The phrase production-line surgery itself is not accurate. What we are talking about is a large volume of elective surgical work done at a very low cost. This concept originated in Russia and has now taken over in India, for example, at the Narayana Heath and Aravind Eye Hospitals. Each day, nearly 700 cataract surgeries are completed at these facilities and well-trained, low-paid staff undertake most of the procedure. The surgeon executes only the most delicate aspect of the surgery. The safety and quality of care are maintained by excellent support for staff, good teamwork and regular feedback to personnel. IT is used to make sure procedures are done quickly and effectively and results are analysed regularly and shared with the team.

 

The volume of surgery means the hospital is able to negotiate the cost of consumable goods. This reduces the cost of procedures. Nearly 60 to 70 percent of NHS costs are salaries and if low-paid staff carry out most of the procedures safely, this would reduce personnel costs significantly.

 

Today, the NHS is finding it difficult to cope with increasing demand and during winter many elective surgeries are cancelled.
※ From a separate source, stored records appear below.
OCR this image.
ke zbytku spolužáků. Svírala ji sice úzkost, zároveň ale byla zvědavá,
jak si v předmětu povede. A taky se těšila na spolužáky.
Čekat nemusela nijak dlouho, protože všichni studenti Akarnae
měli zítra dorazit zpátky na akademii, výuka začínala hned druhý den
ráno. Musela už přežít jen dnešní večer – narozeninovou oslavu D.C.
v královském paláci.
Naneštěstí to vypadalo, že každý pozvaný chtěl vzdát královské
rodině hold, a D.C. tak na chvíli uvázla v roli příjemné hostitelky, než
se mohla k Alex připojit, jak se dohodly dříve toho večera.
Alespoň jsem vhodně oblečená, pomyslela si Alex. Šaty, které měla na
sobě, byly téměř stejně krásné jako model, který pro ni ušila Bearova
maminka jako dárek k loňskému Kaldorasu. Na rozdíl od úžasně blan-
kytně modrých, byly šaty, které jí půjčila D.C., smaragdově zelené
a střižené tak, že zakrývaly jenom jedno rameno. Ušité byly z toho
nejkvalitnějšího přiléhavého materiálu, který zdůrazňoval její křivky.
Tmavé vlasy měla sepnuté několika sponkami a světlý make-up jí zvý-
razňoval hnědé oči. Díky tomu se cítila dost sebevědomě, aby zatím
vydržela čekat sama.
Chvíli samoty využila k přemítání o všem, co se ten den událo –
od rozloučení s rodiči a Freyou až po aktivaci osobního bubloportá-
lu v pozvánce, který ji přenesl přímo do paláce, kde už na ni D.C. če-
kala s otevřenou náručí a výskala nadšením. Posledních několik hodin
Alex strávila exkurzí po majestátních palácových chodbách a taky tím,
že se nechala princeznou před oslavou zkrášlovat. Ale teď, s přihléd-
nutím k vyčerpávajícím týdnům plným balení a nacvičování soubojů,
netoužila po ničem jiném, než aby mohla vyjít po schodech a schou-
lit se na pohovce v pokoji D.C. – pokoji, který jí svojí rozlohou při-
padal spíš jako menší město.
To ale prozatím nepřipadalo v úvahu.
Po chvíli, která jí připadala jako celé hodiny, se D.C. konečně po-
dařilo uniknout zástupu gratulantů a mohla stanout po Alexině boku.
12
The waiting lists are growing in various parts of the country and the demand is increasing. Cost of care will also increase.

 

The NHS has to find alternative ways of reducing costs and increasing productivity without compromising quality and safety. This needs a team of good doctors, nurses, managers and other staff to work together and staff must be trained very well. The procedure should also be piloted in one or two elective hospitals. I have absolutely no doubt that this can save millions of which the NHS can invest in social care, community care, primary care, digital transformation and another areas where NHS desperately needs investment.”